Date: 27 February 2002
In the absence of any significant modification in the consolidation scope, the development in the results for FY 2001 compared with FY 2000 is as follows:
Consolidated sales amount to EUR 1,810.2 million. Despite a fall of around 3% in glass consumption in western Europe, this figure is up 7% under the combined effects of higher glass sales by the Group's three divisions, with increases of 6% for the Building Division, 10% for Automotive and 11% for Industries. These represent 55%, 27% and 17% respectively of the Group's sales.
The Building Division owes its good performance mainly to new production capacity in the Czech Republic(superinsulating coated glass and laminated glass); expanding sales of products with high added value, such as the revolutionary new Sunergy hard-coated glass for insulation against heat and cold; favourable price for raw glass, despite a slight dip in the second half of the year.
The Automotive Division more than doubled its operating result, thanks to higher sales and a greater proportion of products with high added value (Iris solar control coated windshields), together with productivity gains achieved by the operational recovery plan introduced in 2000. This plan has achieved its first tangible results on the way to restoring profitability for the division as a whole, with the aim of achieving an EBIT/OCE ratio of 12% as of 2004.
The Industries Division continued to improve its overall performance, with its mirrors activity holding up well and with the beginnings of a recovery in the domestic appliance sector (Schott-Glaverbel joint venture). However it suffered the effects of technical problems and a four-week strike in Seneffe (BE). Other significant developments were the proportionate consolidation of the Fosbel joint venture (previously consolidated by the equity method) as result of the change in its shareholder structure.
The gross operating cash-flow has risen to EUR 385.4 million, an increase of 19%, and now represents 21% of sales.
The current gross result amounts to EUR 186.4 million, up by 35%, with net financial charges in line with the 2000 level. The Group's ratio of indebtedness has greatly improved, from 0.79 at the end of 2000 to 0.66 at the end of 2001, thus bringing it back to the level before the acquisition of PPG Glass Europe in 1998.
The net financial charges represent 2.7% of sales.
The net consolidated result (Group's share) comes to EUR 131.1 million, 31% higher than in 2000, after deducting the minority interests' share of EUR 7.8 million. This follows a 42% increase at the end of the first half year compared with the same period in 2000.
This amount includes net extraordinary charges that are more than double the 2000 level, at EUR 33.2 million. These comprise the cost of discounting the former early retirement schemes, the costs of productivity improvements planned in 2001 and 2002, various income and expenditure associated with restructuring of the Group's operational activities and further provision for the costs of implementing the recovery plans for the Automotive Division.

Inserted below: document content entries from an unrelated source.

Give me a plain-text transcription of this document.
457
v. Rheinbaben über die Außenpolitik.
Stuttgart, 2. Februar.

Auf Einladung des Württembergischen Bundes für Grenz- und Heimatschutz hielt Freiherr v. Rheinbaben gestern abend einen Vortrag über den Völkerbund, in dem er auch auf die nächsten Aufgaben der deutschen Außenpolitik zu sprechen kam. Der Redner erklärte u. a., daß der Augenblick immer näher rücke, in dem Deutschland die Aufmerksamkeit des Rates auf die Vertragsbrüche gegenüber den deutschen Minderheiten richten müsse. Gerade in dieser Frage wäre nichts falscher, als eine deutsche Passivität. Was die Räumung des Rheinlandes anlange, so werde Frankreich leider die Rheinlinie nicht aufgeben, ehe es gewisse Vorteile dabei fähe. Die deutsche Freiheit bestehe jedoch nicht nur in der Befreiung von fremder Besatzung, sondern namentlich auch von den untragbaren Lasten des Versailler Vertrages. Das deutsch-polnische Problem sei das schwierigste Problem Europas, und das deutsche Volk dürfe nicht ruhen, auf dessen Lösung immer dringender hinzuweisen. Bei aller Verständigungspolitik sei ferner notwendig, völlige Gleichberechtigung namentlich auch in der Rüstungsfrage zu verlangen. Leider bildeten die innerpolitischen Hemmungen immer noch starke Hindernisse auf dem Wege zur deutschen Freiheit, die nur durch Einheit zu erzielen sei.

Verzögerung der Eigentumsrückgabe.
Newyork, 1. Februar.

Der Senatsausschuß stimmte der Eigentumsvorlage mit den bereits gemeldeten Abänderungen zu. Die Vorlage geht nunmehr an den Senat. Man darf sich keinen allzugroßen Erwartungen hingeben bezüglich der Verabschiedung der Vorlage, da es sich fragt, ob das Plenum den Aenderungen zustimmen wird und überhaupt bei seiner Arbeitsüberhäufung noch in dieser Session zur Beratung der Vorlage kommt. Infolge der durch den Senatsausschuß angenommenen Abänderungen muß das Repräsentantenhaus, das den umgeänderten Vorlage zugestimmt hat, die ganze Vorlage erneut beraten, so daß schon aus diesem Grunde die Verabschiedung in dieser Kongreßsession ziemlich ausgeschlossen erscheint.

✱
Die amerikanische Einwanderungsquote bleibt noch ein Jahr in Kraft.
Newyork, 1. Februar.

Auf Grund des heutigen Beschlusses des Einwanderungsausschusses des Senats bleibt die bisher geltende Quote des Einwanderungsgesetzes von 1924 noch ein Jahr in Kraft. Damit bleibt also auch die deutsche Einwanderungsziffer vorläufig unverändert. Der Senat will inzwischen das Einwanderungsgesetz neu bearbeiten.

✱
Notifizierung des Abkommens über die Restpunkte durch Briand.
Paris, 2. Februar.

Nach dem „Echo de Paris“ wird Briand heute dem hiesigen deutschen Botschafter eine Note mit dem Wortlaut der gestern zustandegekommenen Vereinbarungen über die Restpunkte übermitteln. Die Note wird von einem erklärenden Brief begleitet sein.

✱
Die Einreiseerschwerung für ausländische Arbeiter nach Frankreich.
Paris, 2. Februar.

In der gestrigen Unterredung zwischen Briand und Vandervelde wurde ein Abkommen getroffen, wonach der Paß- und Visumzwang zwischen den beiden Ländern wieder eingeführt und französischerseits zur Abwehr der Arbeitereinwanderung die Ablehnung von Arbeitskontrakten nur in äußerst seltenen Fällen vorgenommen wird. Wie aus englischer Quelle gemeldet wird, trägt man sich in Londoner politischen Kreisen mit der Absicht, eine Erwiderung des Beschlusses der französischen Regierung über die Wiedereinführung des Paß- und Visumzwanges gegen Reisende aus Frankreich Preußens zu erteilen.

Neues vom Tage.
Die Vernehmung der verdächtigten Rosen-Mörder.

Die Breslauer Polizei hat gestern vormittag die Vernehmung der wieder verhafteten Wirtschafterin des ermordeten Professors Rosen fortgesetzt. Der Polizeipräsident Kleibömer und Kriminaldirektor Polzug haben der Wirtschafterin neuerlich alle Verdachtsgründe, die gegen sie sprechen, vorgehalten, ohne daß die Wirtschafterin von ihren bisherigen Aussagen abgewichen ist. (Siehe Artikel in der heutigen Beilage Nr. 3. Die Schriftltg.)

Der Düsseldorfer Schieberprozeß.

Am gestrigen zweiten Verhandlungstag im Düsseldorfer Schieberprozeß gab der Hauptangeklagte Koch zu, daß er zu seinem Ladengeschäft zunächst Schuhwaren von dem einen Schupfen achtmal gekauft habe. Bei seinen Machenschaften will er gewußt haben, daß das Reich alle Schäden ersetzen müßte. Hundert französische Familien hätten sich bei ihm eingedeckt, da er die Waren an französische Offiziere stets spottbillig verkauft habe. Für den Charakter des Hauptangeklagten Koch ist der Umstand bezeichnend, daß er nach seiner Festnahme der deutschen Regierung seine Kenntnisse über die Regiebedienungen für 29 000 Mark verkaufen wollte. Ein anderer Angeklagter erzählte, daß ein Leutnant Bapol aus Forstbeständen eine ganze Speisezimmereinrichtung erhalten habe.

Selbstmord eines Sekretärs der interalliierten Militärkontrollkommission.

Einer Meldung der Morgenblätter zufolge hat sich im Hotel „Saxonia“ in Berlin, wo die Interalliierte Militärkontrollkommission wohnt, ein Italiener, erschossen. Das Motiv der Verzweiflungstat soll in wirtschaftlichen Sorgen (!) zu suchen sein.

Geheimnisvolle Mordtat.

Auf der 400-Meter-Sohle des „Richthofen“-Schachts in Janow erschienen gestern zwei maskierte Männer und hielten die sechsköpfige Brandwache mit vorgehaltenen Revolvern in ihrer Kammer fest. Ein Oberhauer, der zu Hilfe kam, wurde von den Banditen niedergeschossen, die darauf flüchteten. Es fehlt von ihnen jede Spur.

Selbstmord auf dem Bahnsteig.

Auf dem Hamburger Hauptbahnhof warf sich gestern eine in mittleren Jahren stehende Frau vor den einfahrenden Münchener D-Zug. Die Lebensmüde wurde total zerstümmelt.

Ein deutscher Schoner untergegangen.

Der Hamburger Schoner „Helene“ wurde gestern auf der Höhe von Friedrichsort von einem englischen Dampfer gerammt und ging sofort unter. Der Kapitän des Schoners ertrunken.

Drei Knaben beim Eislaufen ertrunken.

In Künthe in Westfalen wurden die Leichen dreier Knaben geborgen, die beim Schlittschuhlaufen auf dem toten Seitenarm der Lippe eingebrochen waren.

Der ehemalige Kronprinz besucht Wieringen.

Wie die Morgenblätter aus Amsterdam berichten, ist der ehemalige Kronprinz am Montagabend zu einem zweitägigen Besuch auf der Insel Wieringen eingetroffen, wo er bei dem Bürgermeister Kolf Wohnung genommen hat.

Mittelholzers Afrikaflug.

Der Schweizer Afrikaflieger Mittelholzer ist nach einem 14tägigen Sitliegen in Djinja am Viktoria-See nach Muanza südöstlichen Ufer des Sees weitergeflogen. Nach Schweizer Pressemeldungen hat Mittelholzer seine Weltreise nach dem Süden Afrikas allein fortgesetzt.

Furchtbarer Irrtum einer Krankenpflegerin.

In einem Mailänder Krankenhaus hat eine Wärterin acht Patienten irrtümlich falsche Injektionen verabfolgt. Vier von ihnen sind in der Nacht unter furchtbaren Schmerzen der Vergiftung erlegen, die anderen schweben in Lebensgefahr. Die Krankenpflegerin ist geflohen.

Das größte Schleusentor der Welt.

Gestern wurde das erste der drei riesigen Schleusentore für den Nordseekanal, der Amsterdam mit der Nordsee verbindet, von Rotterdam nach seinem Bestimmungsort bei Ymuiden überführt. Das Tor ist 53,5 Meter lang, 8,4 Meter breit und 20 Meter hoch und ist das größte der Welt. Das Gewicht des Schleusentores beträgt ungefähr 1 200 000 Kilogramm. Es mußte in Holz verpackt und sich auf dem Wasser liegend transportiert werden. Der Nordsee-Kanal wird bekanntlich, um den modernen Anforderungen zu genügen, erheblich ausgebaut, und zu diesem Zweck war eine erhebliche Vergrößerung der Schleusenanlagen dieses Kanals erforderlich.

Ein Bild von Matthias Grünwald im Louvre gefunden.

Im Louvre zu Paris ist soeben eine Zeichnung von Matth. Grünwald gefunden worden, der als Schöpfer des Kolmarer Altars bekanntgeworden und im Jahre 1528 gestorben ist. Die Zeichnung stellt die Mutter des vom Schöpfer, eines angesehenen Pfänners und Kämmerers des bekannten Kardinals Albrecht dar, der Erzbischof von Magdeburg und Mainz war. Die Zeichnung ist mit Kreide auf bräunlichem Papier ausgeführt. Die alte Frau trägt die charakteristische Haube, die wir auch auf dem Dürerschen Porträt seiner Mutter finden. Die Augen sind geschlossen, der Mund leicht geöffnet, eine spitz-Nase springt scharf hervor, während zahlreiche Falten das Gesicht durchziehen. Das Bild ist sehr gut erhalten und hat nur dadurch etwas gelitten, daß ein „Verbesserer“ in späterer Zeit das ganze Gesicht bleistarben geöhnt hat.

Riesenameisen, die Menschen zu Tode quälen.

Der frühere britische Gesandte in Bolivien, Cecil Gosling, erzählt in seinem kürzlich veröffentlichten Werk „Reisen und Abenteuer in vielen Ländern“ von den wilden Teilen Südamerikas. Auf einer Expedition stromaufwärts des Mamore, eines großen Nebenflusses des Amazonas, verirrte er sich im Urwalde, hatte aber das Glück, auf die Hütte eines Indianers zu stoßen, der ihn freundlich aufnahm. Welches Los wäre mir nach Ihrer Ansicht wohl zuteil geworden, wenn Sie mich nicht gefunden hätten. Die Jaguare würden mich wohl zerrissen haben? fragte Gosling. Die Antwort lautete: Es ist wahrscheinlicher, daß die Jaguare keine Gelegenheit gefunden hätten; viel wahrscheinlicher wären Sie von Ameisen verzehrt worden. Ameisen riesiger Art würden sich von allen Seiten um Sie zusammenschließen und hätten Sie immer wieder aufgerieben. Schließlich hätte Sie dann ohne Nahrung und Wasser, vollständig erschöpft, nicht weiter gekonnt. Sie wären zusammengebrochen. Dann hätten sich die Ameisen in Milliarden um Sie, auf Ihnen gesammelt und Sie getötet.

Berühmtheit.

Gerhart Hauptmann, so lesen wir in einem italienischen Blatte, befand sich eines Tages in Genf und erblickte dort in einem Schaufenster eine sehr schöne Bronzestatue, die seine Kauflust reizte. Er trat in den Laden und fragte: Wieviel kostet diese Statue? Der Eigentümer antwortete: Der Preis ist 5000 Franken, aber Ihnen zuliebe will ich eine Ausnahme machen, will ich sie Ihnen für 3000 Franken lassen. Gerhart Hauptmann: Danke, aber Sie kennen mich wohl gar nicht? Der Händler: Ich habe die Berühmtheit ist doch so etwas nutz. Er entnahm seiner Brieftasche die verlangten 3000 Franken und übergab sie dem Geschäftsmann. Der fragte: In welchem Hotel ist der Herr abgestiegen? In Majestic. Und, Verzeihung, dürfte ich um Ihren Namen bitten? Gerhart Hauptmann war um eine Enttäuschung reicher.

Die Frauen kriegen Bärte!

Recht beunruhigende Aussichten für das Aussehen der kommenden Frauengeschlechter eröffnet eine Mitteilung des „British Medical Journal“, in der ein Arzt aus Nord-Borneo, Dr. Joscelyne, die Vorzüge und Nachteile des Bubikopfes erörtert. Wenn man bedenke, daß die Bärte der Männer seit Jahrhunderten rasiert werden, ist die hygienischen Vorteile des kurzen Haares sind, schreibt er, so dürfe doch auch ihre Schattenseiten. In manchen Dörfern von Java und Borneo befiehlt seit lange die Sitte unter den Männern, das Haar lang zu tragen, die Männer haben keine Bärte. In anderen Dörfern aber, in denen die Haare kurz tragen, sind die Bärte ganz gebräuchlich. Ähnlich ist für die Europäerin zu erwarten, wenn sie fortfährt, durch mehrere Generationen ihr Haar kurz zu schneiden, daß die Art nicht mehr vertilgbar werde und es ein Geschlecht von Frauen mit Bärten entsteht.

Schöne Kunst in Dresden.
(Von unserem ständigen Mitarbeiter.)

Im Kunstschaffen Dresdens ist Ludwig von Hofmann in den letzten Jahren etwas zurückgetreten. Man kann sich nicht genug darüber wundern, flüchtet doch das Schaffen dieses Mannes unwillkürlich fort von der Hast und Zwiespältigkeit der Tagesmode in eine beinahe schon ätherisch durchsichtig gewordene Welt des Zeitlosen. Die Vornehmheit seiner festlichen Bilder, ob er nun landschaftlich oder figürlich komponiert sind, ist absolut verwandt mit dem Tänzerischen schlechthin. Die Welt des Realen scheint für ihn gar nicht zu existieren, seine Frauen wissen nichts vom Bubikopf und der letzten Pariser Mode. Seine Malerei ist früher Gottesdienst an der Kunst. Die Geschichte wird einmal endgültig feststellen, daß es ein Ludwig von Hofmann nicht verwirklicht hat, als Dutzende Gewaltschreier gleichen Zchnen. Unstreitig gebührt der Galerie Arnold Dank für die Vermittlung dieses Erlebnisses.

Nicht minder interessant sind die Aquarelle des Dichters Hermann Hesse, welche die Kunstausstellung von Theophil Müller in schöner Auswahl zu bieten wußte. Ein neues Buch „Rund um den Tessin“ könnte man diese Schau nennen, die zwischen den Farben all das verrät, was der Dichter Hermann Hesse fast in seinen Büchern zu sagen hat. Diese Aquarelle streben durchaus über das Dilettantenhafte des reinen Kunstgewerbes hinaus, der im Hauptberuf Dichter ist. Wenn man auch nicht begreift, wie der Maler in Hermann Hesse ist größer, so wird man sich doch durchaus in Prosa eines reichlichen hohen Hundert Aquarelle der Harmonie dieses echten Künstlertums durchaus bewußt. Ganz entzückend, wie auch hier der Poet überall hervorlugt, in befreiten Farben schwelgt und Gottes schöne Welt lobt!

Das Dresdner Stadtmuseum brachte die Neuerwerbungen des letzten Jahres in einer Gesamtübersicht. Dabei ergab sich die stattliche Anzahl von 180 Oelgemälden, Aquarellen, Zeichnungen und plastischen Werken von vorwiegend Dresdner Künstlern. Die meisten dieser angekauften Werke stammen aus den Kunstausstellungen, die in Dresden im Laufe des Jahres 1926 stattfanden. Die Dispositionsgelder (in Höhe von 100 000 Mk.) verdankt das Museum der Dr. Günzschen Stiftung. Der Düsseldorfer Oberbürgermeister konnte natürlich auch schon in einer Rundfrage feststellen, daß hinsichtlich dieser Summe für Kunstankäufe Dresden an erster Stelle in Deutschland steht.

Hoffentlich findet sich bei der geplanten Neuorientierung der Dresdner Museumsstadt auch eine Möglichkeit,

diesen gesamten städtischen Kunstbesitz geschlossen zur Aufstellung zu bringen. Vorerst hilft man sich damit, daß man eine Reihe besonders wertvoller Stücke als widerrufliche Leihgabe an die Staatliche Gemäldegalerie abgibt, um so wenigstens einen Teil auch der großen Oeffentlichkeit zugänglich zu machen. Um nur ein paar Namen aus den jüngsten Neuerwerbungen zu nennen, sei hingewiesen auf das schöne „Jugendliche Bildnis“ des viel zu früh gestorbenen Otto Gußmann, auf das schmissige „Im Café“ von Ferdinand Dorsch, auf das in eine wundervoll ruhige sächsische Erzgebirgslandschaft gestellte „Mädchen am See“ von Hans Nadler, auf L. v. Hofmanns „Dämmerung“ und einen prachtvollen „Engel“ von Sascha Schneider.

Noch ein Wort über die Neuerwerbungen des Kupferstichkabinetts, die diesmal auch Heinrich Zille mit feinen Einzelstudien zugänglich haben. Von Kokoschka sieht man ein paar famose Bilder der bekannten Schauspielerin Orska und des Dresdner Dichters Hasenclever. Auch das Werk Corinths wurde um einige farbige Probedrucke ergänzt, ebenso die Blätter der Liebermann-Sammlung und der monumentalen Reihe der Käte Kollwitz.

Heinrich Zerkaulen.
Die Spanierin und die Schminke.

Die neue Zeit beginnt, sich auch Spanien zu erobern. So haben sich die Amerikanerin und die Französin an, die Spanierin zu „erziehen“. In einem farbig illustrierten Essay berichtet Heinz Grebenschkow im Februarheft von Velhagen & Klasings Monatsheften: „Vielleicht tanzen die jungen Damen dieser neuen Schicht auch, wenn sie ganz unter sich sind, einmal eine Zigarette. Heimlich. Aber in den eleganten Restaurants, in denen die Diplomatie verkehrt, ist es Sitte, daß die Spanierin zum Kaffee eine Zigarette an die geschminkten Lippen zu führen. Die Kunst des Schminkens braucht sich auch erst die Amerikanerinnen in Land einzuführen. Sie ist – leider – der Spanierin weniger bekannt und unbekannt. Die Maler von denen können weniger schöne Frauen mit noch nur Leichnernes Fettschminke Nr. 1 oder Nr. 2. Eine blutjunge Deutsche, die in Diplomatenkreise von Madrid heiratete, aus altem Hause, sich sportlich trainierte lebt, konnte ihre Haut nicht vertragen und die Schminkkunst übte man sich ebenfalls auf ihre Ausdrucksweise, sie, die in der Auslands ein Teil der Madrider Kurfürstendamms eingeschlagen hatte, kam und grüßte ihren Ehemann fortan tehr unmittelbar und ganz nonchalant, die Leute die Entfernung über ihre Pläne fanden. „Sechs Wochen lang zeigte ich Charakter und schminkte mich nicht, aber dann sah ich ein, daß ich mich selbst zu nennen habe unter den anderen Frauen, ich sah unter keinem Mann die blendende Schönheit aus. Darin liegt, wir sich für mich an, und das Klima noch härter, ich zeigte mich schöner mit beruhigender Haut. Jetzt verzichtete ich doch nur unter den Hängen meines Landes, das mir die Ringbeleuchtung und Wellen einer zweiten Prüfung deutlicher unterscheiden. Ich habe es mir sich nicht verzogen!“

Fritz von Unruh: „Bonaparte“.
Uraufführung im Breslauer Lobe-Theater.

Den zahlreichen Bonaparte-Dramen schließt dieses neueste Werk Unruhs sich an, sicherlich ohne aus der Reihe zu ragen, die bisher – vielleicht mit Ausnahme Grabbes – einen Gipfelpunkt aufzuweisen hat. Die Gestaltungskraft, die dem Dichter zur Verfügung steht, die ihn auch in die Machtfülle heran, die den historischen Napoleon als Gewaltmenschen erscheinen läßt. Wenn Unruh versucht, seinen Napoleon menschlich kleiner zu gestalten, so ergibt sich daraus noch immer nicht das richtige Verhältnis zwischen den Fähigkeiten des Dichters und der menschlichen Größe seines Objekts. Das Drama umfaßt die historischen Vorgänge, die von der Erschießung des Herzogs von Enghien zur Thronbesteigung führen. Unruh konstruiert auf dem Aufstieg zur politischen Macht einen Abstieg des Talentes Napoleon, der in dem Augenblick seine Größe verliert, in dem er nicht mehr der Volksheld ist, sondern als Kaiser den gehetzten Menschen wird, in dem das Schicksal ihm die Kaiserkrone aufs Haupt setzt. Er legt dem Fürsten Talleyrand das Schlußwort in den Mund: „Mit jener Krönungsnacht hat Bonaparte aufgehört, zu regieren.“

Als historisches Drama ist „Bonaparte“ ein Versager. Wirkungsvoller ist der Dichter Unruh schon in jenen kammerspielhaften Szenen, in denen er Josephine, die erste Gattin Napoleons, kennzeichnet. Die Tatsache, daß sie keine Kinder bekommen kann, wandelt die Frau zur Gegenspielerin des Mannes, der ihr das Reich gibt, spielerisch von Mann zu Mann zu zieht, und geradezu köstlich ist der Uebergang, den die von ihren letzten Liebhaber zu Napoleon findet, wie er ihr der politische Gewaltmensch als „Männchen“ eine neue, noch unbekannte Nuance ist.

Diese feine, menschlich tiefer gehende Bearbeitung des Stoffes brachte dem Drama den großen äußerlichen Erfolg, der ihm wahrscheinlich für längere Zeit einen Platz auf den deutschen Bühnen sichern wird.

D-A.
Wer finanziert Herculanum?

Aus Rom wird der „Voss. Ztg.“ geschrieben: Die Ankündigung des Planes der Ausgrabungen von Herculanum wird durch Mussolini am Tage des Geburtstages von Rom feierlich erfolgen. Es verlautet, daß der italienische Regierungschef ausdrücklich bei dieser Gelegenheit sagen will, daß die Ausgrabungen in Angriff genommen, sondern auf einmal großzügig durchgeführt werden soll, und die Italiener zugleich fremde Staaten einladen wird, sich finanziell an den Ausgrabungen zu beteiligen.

The net consolidated result further includes the results of companies accounted for by the equity method, amounting to EUR 9.5 million compared with EUR 4.4 million in 2000. This increase is due to the growing contribution by Bor Glassworks (RU), up from EUR 5.6 million in 2000 to EUR 9.2 million in 2001, thanks to investments in float glass production and the expansion of the local construction market.
The consolidated operating result (EBIT) has risen by 26%, to EUR 234.5 million. This increase is mainly due to the firming up of raw glass prices over the past two years, together with operational improvements in various glass processing sectors.